ISLAMIC WORLD: New network of virtual universities

Ministers of higher education, science and technology from member countries of Organisation of the Islamic Conference (OIC) last week announced that they will set up a network of virtual universities, based in Iran and financially supported by the Islamabad-based OIC and the Islamic Development Bank in Jeddah.

The funding will be from the OIC's Standing Committee on Science and Technology, COMSTECH, which held its 14th meeting in the Pakistan capital Islamabad on 13 January.

The Inter-Islamic Network of Virtual Universities, IINVU, will be established to strengthen and improve scientific, instructional, research and technological collaboration among Islamic countries.

The virtual universities network will be based at Payam-e-Noor University in Tehran, a state-owned distance education university with 3,500 academic staff and 1.1 million students.

Making universities ready to confront the information society is a necessity in modern times, Hassan Ziyari, Chancellor of Payam-e-Noor University, told University World News.

"The network of virtual universities would facilitate the process of learning and teaching, [overcome] time and space limitations and equip students in OIC member states with the educational facilities of universities everywhere and at any time via an Intelligent Tutoring System," Ziyari said.

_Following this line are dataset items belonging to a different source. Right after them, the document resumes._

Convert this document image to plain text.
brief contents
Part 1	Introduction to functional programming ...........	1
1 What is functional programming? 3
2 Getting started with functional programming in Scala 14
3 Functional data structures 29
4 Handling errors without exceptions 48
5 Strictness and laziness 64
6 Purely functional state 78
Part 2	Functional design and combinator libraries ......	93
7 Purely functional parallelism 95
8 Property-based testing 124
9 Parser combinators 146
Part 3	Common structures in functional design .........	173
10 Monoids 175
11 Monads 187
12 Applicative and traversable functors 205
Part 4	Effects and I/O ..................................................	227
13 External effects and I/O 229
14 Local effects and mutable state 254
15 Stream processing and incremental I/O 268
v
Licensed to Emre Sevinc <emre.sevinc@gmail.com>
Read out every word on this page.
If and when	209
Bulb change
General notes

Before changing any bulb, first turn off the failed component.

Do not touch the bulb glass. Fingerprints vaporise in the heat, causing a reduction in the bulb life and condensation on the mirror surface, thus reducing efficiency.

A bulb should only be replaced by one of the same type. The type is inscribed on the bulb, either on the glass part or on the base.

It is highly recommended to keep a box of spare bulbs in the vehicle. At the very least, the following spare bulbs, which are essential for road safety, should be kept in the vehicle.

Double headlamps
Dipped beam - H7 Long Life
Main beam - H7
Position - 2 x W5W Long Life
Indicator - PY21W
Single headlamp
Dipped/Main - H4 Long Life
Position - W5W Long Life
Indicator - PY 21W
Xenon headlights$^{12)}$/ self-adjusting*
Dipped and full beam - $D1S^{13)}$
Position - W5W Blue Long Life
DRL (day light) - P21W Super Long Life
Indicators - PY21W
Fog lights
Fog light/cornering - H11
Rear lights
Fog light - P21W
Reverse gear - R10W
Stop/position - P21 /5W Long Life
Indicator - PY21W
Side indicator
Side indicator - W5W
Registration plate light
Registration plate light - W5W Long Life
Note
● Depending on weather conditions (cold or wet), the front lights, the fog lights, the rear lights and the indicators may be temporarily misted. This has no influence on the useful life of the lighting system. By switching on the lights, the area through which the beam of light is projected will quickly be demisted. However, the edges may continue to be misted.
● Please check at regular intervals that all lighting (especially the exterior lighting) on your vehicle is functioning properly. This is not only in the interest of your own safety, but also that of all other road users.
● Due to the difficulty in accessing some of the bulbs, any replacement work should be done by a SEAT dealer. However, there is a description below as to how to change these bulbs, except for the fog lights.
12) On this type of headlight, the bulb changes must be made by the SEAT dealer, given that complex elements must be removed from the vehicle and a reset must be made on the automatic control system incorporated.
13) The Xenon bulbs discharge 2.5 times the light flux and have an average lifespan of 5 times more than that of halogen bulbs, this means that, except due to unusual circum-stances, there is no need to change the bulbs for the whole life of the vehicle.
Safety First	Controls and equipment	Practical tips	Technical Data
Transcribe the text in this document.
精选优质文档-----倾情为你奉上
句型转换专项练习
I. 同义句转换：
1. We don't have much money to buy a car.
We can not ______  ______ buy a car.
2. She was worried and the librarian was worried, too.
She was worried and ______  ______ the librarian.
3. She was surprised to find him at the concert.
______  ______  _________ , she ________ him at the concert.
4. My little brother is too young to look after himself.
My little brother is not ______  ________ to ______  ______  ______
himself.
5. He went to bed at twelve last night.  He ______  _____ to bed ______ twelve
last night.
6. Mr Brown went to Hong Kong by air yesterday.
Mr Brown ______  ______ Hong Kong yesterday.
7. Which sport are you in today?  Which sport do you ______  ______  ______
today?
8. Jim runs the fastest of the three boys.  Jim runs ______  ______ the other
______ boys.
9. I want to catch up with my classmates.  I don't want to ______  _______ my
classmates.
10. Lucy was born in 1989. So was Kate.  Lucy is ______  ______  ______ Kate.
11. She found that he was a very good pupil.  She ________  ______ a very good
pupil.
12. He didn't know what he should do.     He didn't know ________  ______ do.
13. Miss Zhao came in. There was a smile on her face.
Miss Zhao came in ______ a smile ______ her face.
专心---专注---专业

The proposal to set-up the network was first made at the last COMSTECH meeting in April 2008 in Islamabad, which put the decision on hold until a feasibility study was completed.

The network will promote distance learning through open universities in development projects in Islamic countries. Apart from revolutionising existing distance learning systems in OIC countries, the network will offer new educational programmes including multimedia and web-based educational content, virtual laboratories and virtual research spaces.

The network also aims to facilitate the exchange of students, scholars and academics among member countries for virtual knowledge sharing.

The network of virtual universities is expected to help bridge the digital gap among OIC member states. Some countries such as Iran, Pakistan, Turkey and Malaysia have made breakthrough progress in distance learning. Their experience and facilities could assist other countries of the OIC through linking with the network.

"It would not only bridge the gap between them but also would save on their resources", Naveed Malik, Vice-Chancellor of Virtual University of Pakistan, Lahore, told University World News.

The Virtual University of Pakistan is the first distance learning university in the country using modern information and communication technologies including two satellites, its own television and radio channels, along with learning and examinations via the internet. Pakistan's Allam Iqbal Open University is another distance learning university in Pakistan but uses paper correspondence methods.

The Islamic world, at present, has a number of universities offering virtual learning facilities. They include the Syrian Virtual University, Lebanese Virtual University, Open University in Libya, Open University in Sudan and a programme of distance learning at Cairo University in Egypt.

A number of projects are in the pipeline such as a Moroccan Virtual University in Agadir, a virtual Islamic University to be headquartered in Morocco and an International Virtual University of Medinah in Saudi Arabia.